Amelioration of Autoimmunity in a Lupus Mouse Model by Modulation of T-Bet-Promoted Energy Metabolism in Pathogenic Age/Autoimmune-Associated B Cells.

Abstract

Emerging evidence indicates that a distinct CD11c+T-bet+ B cell subset, termed age/autoimmune-associated B cells (ABCs), is the major pathogenic autoantibody producer in lupus. Human lupus is associated with significant metabolic alterations, but how ABCs orchestrate their typical transcription factors and metabolic programs to meet specific functional requirements is unclear. We undertook this study to characterize the metabolism of ABCs and to identify the regulators of their metabolic pathways in an effort to develop new therapies for ABC-mediated autoimmunity. We developed a T-bet-tdTomato reporter mouse strain to trace live T-bet+ B cells and adoptively transferred CD4+ T cells from bm12 mice to induce lupus. We next sorted CD11c+tdTomato+ B cells and conducted RNA sequencing and an extracellular flux assay.
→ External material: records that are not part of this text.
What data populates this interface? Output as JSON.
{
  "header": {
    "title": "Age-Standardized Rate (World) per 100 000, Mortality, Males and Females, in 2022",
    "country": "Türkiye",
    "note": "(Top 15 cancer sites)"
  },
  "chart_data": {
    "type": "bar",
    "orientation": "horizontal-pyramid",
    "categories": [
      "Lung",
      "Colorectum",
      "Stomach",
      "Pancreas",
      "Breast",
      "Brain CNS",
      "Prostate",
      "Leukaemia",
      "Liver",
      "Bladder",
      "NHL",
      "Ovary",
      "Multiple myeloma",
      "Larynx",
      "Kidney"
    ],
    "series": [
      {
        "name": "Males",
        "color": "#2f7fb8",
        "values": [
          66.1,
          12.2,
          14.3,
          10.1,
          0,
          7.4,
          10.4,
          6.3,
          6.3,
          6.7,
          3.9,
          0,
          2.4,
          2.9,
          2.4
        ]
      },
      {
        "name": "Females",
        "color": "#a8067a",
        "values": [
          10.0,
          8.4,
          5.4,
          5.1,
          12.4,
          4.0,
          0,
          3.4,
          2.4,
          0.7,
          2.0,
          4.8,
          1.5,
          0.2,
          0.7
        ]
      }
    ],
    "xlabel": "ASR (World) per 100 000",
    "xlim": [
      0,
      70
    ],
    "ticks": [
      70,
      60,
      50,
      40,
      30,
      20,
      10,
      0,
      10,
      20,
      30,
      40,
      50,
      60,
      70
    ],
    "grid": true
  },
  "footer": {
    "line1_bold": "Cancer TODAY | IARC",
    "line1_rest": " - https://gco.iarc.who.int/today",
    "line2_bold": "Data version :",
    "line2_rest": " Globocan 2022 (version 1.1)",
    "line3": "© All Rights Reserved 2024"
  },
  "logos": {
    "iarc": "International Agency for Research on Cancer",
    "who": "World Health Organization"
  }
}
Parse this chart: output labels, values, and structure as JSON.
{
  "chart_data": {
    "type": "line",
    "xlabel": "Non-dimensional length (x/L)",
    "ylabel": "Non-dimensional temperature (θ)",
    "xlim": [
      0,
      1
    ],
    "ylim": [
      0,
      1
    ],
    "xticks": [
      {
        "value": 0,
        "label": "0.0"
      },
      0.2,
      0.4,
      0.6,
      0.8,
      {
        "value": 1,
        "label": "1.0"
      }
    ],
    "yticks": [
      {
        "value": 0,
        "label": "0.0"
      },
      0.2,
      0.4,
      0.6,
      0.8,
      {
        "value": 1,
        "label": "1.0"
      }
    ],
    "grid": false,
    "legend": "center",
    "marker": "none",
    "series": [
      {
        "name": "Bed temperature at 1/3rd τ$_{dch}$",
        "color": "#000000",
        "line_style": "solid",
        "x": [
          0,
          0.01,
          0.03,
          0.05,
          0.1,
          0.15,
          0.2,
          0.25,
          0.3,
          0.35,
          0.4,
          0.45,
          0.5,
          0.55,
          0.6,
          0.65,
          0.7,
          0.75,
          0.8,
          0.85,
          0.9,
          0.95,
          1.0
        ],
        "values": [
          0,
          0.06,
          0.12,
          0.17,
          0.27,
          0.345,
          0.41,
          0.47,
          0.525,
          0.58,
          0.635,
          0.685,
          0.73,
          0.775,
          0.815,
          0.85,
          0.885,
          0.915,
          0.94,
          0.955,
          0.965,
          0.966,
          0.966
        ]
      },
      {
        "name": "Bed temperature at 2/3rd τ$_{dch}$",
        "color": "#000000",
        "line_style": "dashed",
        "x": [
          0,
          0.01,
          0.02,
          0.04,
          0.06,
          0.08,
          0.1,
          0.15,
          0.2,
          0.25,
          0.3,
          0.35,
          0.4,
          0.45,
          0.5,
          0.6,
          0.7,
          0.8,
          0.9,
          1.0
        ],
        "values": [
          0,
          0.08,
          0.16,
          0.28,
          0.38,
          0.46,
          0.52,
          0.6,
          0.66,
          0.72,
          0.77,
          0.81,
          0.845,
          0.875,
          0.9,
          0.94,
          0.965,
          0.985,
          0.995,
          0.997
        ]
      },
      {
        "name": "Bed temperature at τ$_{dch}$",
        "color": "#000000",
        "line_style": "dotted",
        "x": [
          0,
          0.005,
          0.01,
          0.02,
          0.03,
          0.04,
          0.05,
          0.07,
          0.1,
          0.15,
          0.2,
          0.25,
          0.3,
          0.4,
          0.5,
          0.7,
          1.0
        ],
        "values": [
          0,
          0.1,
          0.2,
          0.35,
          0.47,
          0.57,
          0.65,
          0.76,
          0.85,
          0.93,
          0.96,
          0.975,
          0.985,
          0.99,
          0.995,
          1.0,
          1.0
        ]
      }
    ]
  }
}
A metabolic restriction to constrain ABC formation was tested in human and mouse B cells. We used a bm12-induced lupus mouse model to conduct the metabolic intervention. ABCs exhibited a hypermetabolic state with enhanced glycolytic capacity. The increased glycolytic rate in ABCs was promoted by interferon-γ (IFNγ) signaling. T-bet, a downstream transcription factor of IFNγ, regulated the gene program of the glycolysis pathway in ABCs by repressing the expression of Bcl6. Functionally, glycolysis restriction could impair ABC formation. The engagement of glycolysis promoted survival and terminal differentiation of antibody-secreting cells. Administration of a glycolysis inhibitor ameliorated ABC accumulation and autoantibody production in the lupus-induced bm12 mouse model. T-bet can couple immune signals and metabolic programming to establish pathogenic ABC formation and functional capacities. Modulation of ABCs favored a metabolic program that could be a novel therapeutic approach for lupus.